Looking to the light
As the days slowly lengthen and the first signs of life stir beneath the soil, we’re harnessing the energy of Imbolc– a time of renewal and new beginnings- to announce our first Solidarity Herbal Collective monthly meet-up at GAS.
This next phase is about rooting our work even more deeply in community, collective care, and sustainability.
We’ll be coming together to:
- Make herbal remedies for community wellbeing
- Grow and care for medicinal herbs
- Strengthen herbal mutual aid
- Share skills, ideas, and visions for the future
Whether you’re a hoose herbalist, hedge witch, medical herbalist, gardener, or simply plant-curious, you are warmly welcome.

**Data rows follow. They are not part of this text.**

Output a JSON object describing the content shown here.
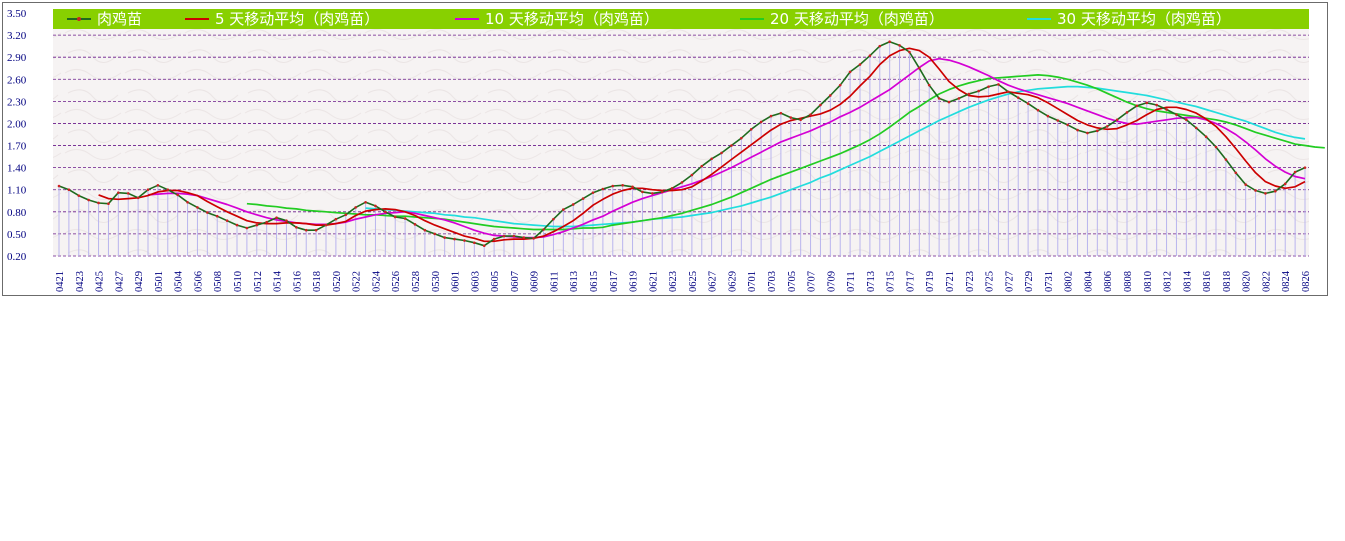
{
  "chart_data": {
    "type": "line",
    "title": "",
    "xlabel": "",
    "ylabel": "",
    "ylim": [
      0.2,
      3.5
    ],
    "yticks": [
      "0.20",
      "0.50",
      "0.80",
      "1.10",
      "1.40",
      "1.70",
      "2.00",
      "2.30",
      "2.60",
      "2.90",
      "3.20",
      "3.50"
    ],
    "grid": true,
    "legend": "top",
    "x_labels_shown": [
      "0421",
      "0423",
      "0425",
      "0427",
      "0429",
      "0501",
      "0504",
      "0506",
      "0508",
      "0510",
      "0512",
      "0514",
      "0516",
      "0518",
      "0520",
      "0522",
      "0524",
      "0526",
      "0528",
      "0530",
      "0601",
      "0603",
      "0605",
      "0607",
      "0609",
      "0611",
      "0613",
      "0615",
      "0617",
      "0619",
      "0621",
      "0623",
      "0625",
      "0627",
      "0629",
      "0701",
      "0703",
      "0705",
      "0707",
      "0709",
      "0711",
      "0713",
      "0715",
      "0717",
      "0719",
      "0721",
      "0723",
      "0725",
      "0727",
      "0729",
      "0731",
      "0802",
      "0804",
      "0806",
      "0808",
      "0810",
      "0812",
      "0814",
      "0816",
      "0818",
      "0820",
      "0822",
      "0824",
      "0826"
    ],
    "series": [
      {
        "name": "肉鸡苗",
        "color": "#1e6b1e",
        "marker": "#cc2222",
        "values": [
          1.15,
          1.1,
          1.02,
          0.96,
          0.92,
          0.91,
          1.06,
          1.05,
          0.99,
          1.1,
          1.16,
          1.1,
          1.03,
          0.93,
          0.86,
          0.79,
          0.74,
          0.68,
          0.62,
          0.58,
          0.62,
          0.66,
          0.72,
          0.68,
          0.59,
          0.55,
          0.55,
          0.62,
          0.7,
          0.76,
          0.86,
          0.93,
          0.88,
          0.8,
          0.73,
          0.71,
          0.63,
          0.55,
          0.5,
          0.45,
          0.43,
          0.41,
          0.38,
          0.34,
          0.43,
          0.47,
          0.47,
          0.45,
          0.44,
          0.56,
          0.7,
          0.83,
          0.9,
          0.98,
          1.06,
          1.11,
          1.15,
          1.16,
          1.14,
          1.07,
          1.05,
          1.07,
          1.12,
          1.2,
          1.3,
          1.42,
          1.52,
          1.6,
          1.7,
          1.8,
          1.92,
          2.02,
          2.1,
          2.14,
          2.08,
          2.05,
          2.12,
          2.25,
          2.38,
          2.52,
          2.7,
          2.8,
          2.92,
          3.05,
          3.11,
          3.06,
          2.97,
          2.75,
          2.52,
          2.34,
          2.29,
          2.34,
          2.4,
          2.44,
          2.5,
          2.53,
          2.43,
          2.35,
          2.27,
          2.18,
          2.1,
          2.04,
          1.98,
          1.91,
          1.87,
          1.9,
          1.96,
          2.05,
          2.15,
          2.24,
          2.28,
          2.25,
          2.19,
          2.12,
          2.05,
          1.94,
          1.82,
          1.68,
          1.51,
          1.33,
          1.17,
          1.09,
          1.05,
          1.08,
          1.18,
          1.34,
          1.4
        ]
      },
      {
        "name": "5 天移动平均（肉鸡苗）",
        "color": "#cc0000",
        "values": [
          null,
          null,
          null,
          null,
          1.03,
          0.98,
          0.97,
          0.98,
          0.99,
          1.02,
          1.07,
          1.09,
          1.09,
          1.06,
          1.02,
          0.94,
          0.87,
          0.8,
          0.74,
          0.68,
          0.65,
          0.64,
          0.64,
          0.65,
          0.65,
          0.64,
          0.62,
          0.62,
          0.64,
          0.67,
          0.75,
          0.81,
          0.83,
          0.84,
          0.83,
          0.8,
          0.75,
          0.68,
          0.62,
          0.57,
          0.52,
          0.47,
          0.44,
          0.4,
          0.4,
          0.42,
          0.43,
          0.43,
          0.44,
          0.47,
          0.53,
          0.6,
          0.68,
          0.78,
          0.89,
          0.97,
          1.04,
          1.09,
          1.12,
          1.12,
          1.1,
          1.09,
          1.09,
          1.1,
          1.14,
          1.22,
          1.31,
          1.41,
          1.51,
          1.61,
          1.71,
          1.81,
          1.91,
          1.99,
          2.04,
          2.07,
          2.1,
          2.13,
          2.18,
          2.26,
          2.37,
          2.51,
          2.64,
          2.8,
          2.92,
          2.99,
          3.02,
          2.99,
          2.9,
          2.74,
          2.57,
          2.46,
          2.38,
          2.36,
          2.37,
          2.4,
          2.43,
          2.41,
          2.39,
          2.35,
          2.28,
          2.2,
          2.12,
          2.04,
          1.98,
          1.94,
          1.92,
          1.93,
          1.98,
          2.04,
          2.12,
          2.19,
          2.22,
          2.22,
          2.19,
          2.14,
          2.06,
          1.96,
          1.82,
          1.66,
          1.49,
          1.33,
          1.21,
          1.15,
          1.12,
          1.14,
          1.21
        ]
      },
      {
        "name": "10 天移动平均（肉鸡苗）",
        "color": "#d400d4",
        "values": [
          null,
          null,
          null,
          null,
          null,
          null,
          null,
          null,
          null,
          1.03,
          1.04,
          1.05,
          1.05,
          1.04,
          1.02,
          0.98,
          0.94,
          0.9,
          0.85,
          0.8,
          0.76,
          0.72,
          0.69,
          0.67,
          0.65,
          0.64,
          0.63,
          0.63,
          0.64,
          0.66,
          0.7,
          0.73,
          0.76,
          0.78,
          0.79,
          0.8,
          0.78,
          0.75,
          0.72,
          0.69,
          0.65,
          0.6,
          0.55,
          0.51,
          0.48,
          0.47,
          0.46,
          0.45,
          0.45,
          0.46,
          0.49,
          0.53,
          0.58,
          0.63,
          0.69,
          0.74,
          0.81,
          0.87,
          0.93,
          0.98,
          1.02,
          1.06,
          1.1,
          1.14,
          1.18,
          1.23,
          1.28,
          1.34,
          1.4,
          1.47,
          1.54,
          1.61,
          1.68,
          1.75,
          1.8,
          1.85,
          1.9,
          1.96,
          2.02,
          2.09,
          2.15,
          2.22,
          2.3,
          2.38,
          2.46,
          2.56,
          2.66,
          2.76,
          2.85,
          2.88,
          2.86,
          2.82,
          2.77,
          2.71,
          2.65,
          2.58,
          2.52,
          2.47,
          2.43,
          2.39,
          2.35,
          2.31,
          2.27,
          2.22,
          2.17,
          2.12,
          2.07,
          2.03,
          2.0,
          1.99,
          2.01,
          2.03,
          2.05,
          2.07,
          2.08,
          2.08,
          2.05,
          2.0,
          1.93,
          1.85,
          1.75,
          1.64,
          1.52,
          1.42,
          1.34,
          1.28,
          1.25
        ]
      },
      {
        "name": "20 天移动平均（肉鸡苗）",
        "color": "#22cc22",
        "values": [
          null,
          null,
          null,
          null,
          null,
          null,
          null,
          null,
          null,
          null,
          null,
          null,
          null,
          null,
          null,
          null,
          null,
          null,
          null,
          0.91,
          0.9,
          0.88,
          0.87,
          0.85,
          0.84,
          0.82,
          0.81,
          0.8,
          0.79,
          0.78,
          0.77,
          0.76,
          0.76,
          0.75,
          0.74,
          0.74,
          0.73,
          0.72,
          0.71,
          0.7,
          0.68,
          0.66,
          0.64,
          0.62,
          0.6,
          0.59,
          0.58,
          0.57,
          0.56,
          0.56,
          0.56,
          0.56,
          0.57,
          0.58,
          0.58,
          0.59,
          0.62,
          0.64,
          0.66,
          0.68,
          0.7,
          0.72,
          0.75,
          0.78,
          0.82,
          0.86,
          0.9,
          0.95,
          1.0,
          1.06,
          1.12,
          1.18,
          1.24,
          1.29,
          1.34,
          1.39,
          1.44,
          1.49,
          1.54,
          1.59,
          1.65,
          1.71,
          1.78,
          1.86,
          1.95,
          2.05,
          2.15,
          2.23,
          2.32,
          2.4,
          2.46,
          2.51,
          2.55,
          2.58,
          2.61,
          2.62,
          2.63,
          2.64,
          2.65,
          2.66,
          2.65,
          2.63,
          2.6,
          2.56,
          2.52,
          2.47,
          2.41,
          2.35,
          2.29,
          2.24,
          2.2,
          2.17,
          2.15,
          2.13,
          2.11,
          2.09,
          2.07,
          2.05,
          2.02,
          1.98,
          1.93,
          1.88,
          1.84,
          1.8,
          1.76,
          1.72,
          1.7,
          1.68,
          1.67
        ]
      },
      {
        "name": "30 天移动平均（肉鸡苗）",
        "color": "#22dddd",
        "values": [
          null,
          null,
          null,
          null,
          null,
          null,
          null,
          null,
          null,
          null,
          null,
          null,
          null,
          null,
          null,
          null,
          null,
          null,
          null,
          null,
          null,
          null,
          null,
          null,
          null,
          null,
          null,
          null,
          null,
          null,
          null,
          0.85,
          0.84,
          0.83,
          0.82,
          0.81,
          0.8,
          0.79,
          0.78,
          0.76,
          0.75,
          0.73,
          0.72,
          0.7,
          0.68,
          0.66,
          0.64,
          0.63,
          0.62,
          0.61,
          0.6,
          0.6,
          0.6,
          0.61,
          0.62,
          0.63,
          0.64,
          0.65,
          0.66,
          0.68,
          0.7,
          0.71,
          0.72,
          0.73,
          0.75,
          0.77,
          0.79,
          0.82,
          0.85,
          0.88,
          0.92,
          0.96,
          1.0,
          1.05,
          1.1,
          1.15,
          1.2,
          1.26,
          1.31,
          1.37,
          1.43,
          1.49,
          1.55,
          1.62,
          1.69,
          1.76,
          1.83,
          1.9,
          1.97,
          2.04,
          2.1,
          2.16,
          2.22,
          2.27,
          2.32,
          2.36,
          2.4,
          2.43,
          2.45,
          2.47,
          2.48,
          2.49,
          2.5,
          2.5,
          2.49,
          2.48,
          2.46,
          2.44,
          2.42,
          2.4,
          2.38,
          2.35,
          2.32,
          2.29,
          2.26,
          2.23,
          2.19,
          2.15,
          2.11,
          2.07,
          2.03,
          1.98,
          1.93,
          1.88,
          1.84,
          1.81,
          1.79
        ]
      }
    ],
    "bar_series": {
      "color": "#b9b4ee"
    }
  }
}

Sunday 15th February (and every 3rd Sunday of the month)
2–4pm
GAS, Unit 9, Hollybrook Place
As ever, if you’d like to support our work, you can donate via our website, purchase remedies from our online shop, or keep an eye out for upcoming workshops and events.
Thank you for travelling with us through this year’s adventure. May the returning light bless you.
With gratitude, solidarity, and springtime hope,
Movement in Thyme
Brat Bhríde on Imbolc eve, a Palestinian Keffiyeh, a prayer for liberation, protection and healing for all oppressed peoples.